When selecting linked records in certain scenarios, if we don’t use an ‘alias’, the attribute will be returned as an XML string. This means that instead of directly accessing the attribute value, we would need to parse and handle the XML structure to extract the desired information.

To avoid the complexity of dealing with XML, we can employ an ‘alias’. By using an ‘alias’, the attribute value will be returned directly as a regular data type (such as a string, number, or boolean), making it easier to work with and manipulate in our code.

Using an ‘alias’ simplifies the process of accessing and utilizing linked record attributes, as we can directly access the attribute value without having to handle XML parsing and manipulation.

On example below you can see the use of all arguments fot the function.

var nlQueryDef = new NL.QueryDef(
  "nms:delivery",
  {
    lineCount: 100,
    operation: NL.QueryDef.OPERATION_GET,
    expandParam: false,
    startLine: 50,
    firstRows: false
  },
  [
    { expr: "@status" },
    { expr: "@status", alias: "@toto" }
  ],
  { expr: "@internalName = 'DM150'" },
  { expr: "@columnName", sortDesc: true },
  [
    {
      alias: "link1",
      xpath: "/path/to/link1",
      schema: "nms:schema1",
      enabledIf: "@condition1"
    },
    {
      alias: "link2",
      xpath: "/path/to/link2",
      schema: "nms:schema2",
      enabledIf: "@condition2",
      whereExpr: [
        { expr: "@columnName = 'value1'" },
        { expr: "@columnName = 'value2'" }
      ]
    }
  ]
);

When going over this library you may notice it is using the NLWS.xtkQueryDef SOAP function.

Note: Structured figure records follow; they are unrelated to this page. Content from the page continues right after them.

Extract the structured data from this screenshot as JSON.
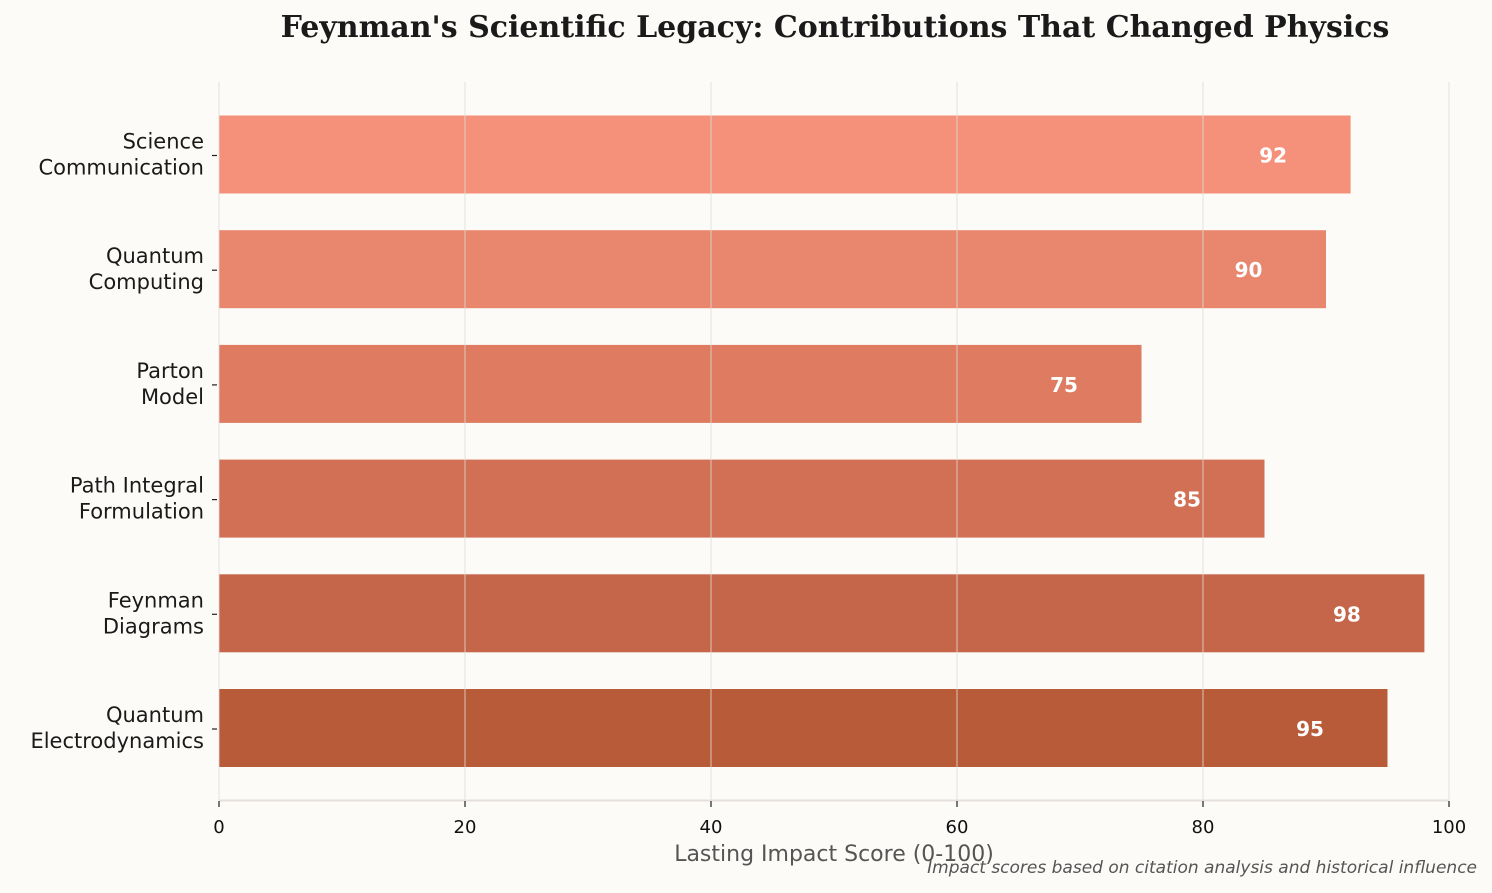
{
  "chart_data": {
    "type": "bar",
    "orientation": "horizontal",
    "title": "Feynman's Scientific Legacy: Contributions That Changed Physics",
    "xlabel": "Lasting Impact Score (0-100)",
    "ylabel": "",
    "annotation": "Impact scores based on citation analysis and historical influence",
    "categories": [
      "Quantum\nElectrodynamics",
      "Feynman\nDiagrams",
      "Path Integral\nFormulation",
      "Parton\nModel",
      "Quantum\nComputing",
      "Science\nCommunication"
    ],
    "values": [
      95,
      98,
      85,
      75,
      90,
      92
    ],
    "colors": [
      "#b85b38",
      "#c5664a",
      "#d17055",
      "#de7b61",
      "#e8876d",
      "#f5917a"
    ],
    "xlim": [
      0,
      100
    ],
    "xticks": [
      0,
      20,
      40,
      60,
      80,
      100
    ],
    "grid": "x",
    "data_labels": true
  }
}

This means all the features from it can be used.

Tips

Use NL.QueryDef to create XML conditions from JSON by that can be used in changing of any XML object.

//var confitions = [{expr: "@internalName = 'DM600500'"}];
//var schema = "nms:seedAddress"
var getWhereConditionsFromJson = function(conditions, schema){
    var nlQueryDef = new NL.QueryDef(schema, [{expr:"@id"}], []); // does not really matter what is put here, as we only want to use its createWhereCondition method
          var root = <condition/>;
          //another good find, deep inside the adobe campaign JS libraries, NL.Utils.each function. 
          //It does exaclty the same as native JS Array.forEach() 
          //I did not know that time the ES5 has it 
          //also for oldtimers for(;;) can be always used :)
          NL.Utils.each(conditions, function(idx, condition) {
            root.appendChild(nlQueryDef.createWhereCondition(condition));
          });
    logInfo(root.toXMLString());
    return root;
  },

Now that I have shown you three different ways to use the same SOAP function, it’s up to you to decide which one you prefer. Personally, I would recommend using the last option, ‘NL.QueryDef’. This method utilizes JSON as the input format and also transforms the XML result into JSON. This can make the process more streamlined and consistent, as both the input and output formats are in JSON, allowing for easier data handling and integration with other systems.